“Kau bercanda!” Dan dia marah karena aku menyandingkannya dengan Joana lagi. Aku menghela napas panjang sekarang.
“Luca, aku akan pergi seperti biasa, tapi aku tidak bisa menjadi pendampingmu, aku sudah harus menemani Guilio."
"Ahh sayang sekali. Begini saja, jika kau bisa nanti disana aku minta bantuanmu menemaniku bicara dengan beberapa distributor besar. Kau orang yang sempurna untuk diperkenalkan kepada mereka."
"Aku juga distributor tapi ekspor, ..."Guilio menyambar lagi. Ya Tuhan apa sebenarnya masalahnya.
"Tuan Guilio, kami tentu saja tak bisa menyaingi keluarga Berutti, pasar kami kebanyakan untuk lokal dan regional."
"Winery yang akan dibangun disini nanti standartnya untuk ekspor, mungkin dia tak akan memakai jalur distributor yang kau tawarkan." Bukannya Guilio ini terlalu berlebihan sekarang. Kenapa dia kejam sekali menanggapi Luca. Jika aku tak memakai jalur distribusinya pun dia tak usah berlebihan seperti itu.
"Begini saja Luca, Guilio nanti pasti sibuk, aku akan mencari waktu bisa bicara dengan teman-teman distributor kita seperti biasa. Jangan kuatir."
"Terima kasih banyak jika begitu Monica. Aku pergi dulu jika begitu. Aku bersama seorang tamu kesini untuk makan malam."
"Terima kasih Luca ..."
Aku melirik ke Guilio, dia menatapku dengan sengit sekarang.
"Kau bisa tidak begitu ketus dengan tamuku, apa masalahmu sebenarnya."
"Kau tidak akan mendampinginya, jika tahun depan kau masih mau menjual anggur jual saja ke adikku, dia akan beri kau harga yang pantas juga."
"Aku sudah lama menjual ke Luca sejak jaman Ayahku, kau jangan terlalu pedas ke rekan bisnisku. Kau membuatku terlihat jelek. Dia menbawa tamu ke restoran, aku juga berteman dengannya. Kenapa kau begitu kasar ke rekan bisnisku. Lagipula disana kau berdiri di ujung ruangan saja gadis-gadis akan mengerumunimu. Apa yang kau takutkan sehingga sepanjang waktu aku harus mendampingimu..."

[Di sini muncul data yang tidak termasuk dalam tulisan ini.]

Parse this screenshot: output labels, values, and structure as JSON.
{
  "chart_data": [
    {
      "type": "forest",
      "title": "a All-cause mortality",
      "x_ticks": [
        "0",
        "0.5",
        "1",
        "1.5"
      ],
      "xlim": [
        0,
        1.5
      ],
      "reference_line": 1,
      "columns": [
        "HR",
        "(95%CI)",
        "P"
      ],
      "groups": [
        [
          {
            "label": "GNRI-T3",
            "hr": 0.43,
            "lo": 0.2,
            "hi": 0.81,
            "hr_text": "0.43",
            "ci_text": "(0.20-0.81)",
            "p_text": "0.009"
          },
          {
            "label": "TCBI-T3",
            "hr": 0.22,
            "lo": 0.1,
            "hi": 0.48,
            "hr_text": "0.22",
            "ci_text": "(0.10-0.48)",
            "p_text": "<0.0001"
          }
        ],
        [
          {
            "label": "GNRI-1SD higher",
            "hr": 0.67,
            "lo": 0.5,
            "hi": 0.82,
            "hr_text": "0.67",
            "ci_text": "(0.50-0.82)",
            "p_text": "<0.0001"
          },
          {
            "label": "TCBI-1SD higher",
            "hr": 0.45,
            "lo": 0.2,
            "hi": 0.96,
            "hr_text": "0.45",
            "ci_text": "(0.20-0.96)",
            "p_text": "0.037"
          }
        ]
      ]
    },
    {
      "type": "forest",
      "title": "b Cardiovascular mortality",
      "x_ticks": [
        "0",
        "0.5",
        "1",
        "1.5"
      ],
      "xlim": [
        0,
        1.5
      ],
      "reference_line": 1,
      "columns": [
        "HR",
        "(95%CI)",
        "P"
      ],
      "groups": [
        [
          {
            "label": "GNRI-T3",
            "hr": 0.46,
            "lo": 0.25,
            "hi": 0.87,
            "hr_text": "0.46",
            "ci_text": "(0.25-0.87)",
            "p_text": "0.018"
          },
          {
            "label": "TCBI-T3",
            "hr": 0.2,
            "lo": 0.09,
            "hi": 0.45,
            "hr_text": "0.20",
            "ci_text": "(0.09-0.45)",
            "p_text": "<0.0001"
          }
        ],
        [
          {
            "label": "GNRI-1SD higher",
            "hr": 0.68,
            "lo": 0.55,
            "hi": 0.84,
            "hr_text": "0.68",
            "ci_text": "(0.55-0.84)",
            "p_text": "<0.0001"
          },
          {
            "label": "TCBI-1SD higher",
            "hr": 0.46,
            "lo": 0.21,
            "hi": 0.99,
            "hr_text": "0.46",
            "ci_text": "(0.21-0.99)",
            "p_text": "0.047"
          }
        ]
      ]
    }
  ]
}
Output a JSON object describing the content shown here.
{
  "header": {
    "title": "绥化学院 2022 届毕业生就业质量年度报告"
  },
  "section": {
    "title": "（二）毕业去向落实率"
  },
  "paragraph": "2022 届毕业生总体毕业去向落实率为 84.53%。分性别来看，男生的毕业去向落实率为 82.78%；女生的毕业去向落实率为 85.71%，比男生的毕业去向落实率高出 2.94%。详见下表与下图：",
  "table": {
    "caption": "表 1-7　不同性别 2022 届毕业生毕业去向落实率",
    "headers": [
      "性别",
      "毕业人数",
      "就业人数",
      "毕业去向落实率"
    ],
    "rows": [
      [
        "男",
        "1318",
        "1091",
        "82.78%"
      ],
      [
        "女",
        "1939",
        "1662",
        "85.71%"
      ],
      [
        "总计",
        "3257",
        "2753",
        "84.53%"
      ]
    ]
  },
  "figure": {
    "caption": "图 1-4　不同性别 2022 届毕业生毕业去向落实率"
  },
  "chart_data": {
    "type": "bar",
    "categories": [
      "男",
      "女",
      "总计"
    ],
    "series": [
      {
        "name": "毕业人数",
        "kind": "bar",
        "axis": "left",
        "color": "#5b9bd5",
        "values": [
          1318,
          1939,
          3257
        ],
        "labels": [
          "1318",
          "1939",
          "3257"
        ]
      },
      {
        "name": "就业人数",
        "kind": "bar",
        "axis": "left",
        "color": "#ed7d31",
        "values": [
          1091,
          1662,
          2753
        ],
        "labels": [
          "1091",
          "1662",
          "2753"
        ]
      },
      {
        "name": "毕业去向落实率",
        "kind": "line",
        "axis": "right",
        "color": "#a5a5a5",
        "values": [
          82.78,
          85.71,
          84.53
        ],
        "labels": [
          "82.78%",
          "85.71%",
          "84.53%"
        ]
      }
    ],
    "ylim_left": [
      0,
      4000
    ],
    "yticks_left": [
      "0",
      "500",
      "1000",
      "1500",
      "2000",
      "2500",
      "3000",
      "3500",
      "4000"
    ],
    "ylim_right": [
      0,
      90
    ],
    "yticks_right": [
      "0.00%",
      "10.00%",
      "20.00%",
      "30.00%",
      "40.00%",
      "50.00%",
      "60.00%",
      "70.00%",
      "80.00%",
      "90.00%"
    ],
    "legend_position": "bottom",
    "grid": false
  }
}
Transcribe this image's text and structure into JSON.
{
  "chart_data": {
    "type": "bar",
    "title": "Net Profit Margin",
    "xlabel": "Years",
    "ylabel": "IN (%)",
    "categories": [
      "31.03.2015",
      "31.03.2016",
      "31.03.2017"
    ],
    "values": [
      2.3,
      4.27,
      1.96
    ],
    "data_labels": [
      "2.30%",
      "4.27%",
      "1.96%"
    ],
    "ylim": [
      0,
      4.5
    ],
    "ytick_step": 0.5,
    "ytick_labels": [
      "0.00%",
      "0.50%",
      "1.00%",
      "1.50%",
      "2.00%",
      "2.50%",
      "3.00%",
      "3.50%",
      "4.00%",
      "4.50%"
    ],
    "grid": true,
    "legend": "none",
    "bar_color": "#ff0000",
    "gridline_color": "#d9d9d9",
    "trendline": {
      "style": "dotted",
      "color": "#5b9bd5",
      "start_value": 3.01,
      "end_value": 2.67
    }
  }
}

"Tidak boleh, kau tetap disampingku. Sudah kubilang aku tidak ingin terlibat dengan gadis manapun."
"Kenapa kau jadi pemaksa dan otoriter sekali, biasanya kau tak pernah mengajakku kemanapun. Kau memang menyusahkan sejak kasus selibatmu ini. Luca itu baik hati, kau kenapa harus menghalangi aku dekat dengannya, aku sudah di tinggalkan Bova sedang kesal kenapa aku tak boleh dekat dengannya. Aku sudah setuju menemanimu ke Canary..." Dia hanya meringis menanggapiku.
"Pokoknya kau pergi denganku dan tetap denganku. Apa bagusnya Luca itu."
"Kau sangat menyebalkan. Semua orang kau bilang jelek, jadi yang bagus itu harus bagaimana dimatamu." Dia tersenyum lebar. "Senyummu itu jelek sekali. Dasar teman tidak punya perasaan."
Sekarang dia malah tertawa.
"Apa yang lucu?!" Aku mendelik padanya.
"Melihatmu marah-marah."
"Proyeksiku jelek, kau menginterupsi jadwal kencanku, Bova melarikan diri, apa yang tidak membuatku marah hari ini." Aku menyemburkan emosiku pada Guilio yang hanya melipat tangannya sambil tersenyum lebar.
"Setidaknya aku masih ada disini, mau pergi nonton film? Kau sedang suntuk bukan, ayo kita pergi nonton film ke bioskop di kota."
Aku melihatnya dengan kesal.
"Ayo nonton! Aku mau makan yang banyak..."
"Apapun yang kau inginkan Cara Mio(sayangku),..."
"Aku bukan cara(sayang)mu , awas kau katakan didepan orang lain, sejak kapan kau jadi pacarku. Merusak pasaranku mendapat pria tampan saja."
Dia tersenyum lebar seakan kekesalanku adalah kesenangan baginya.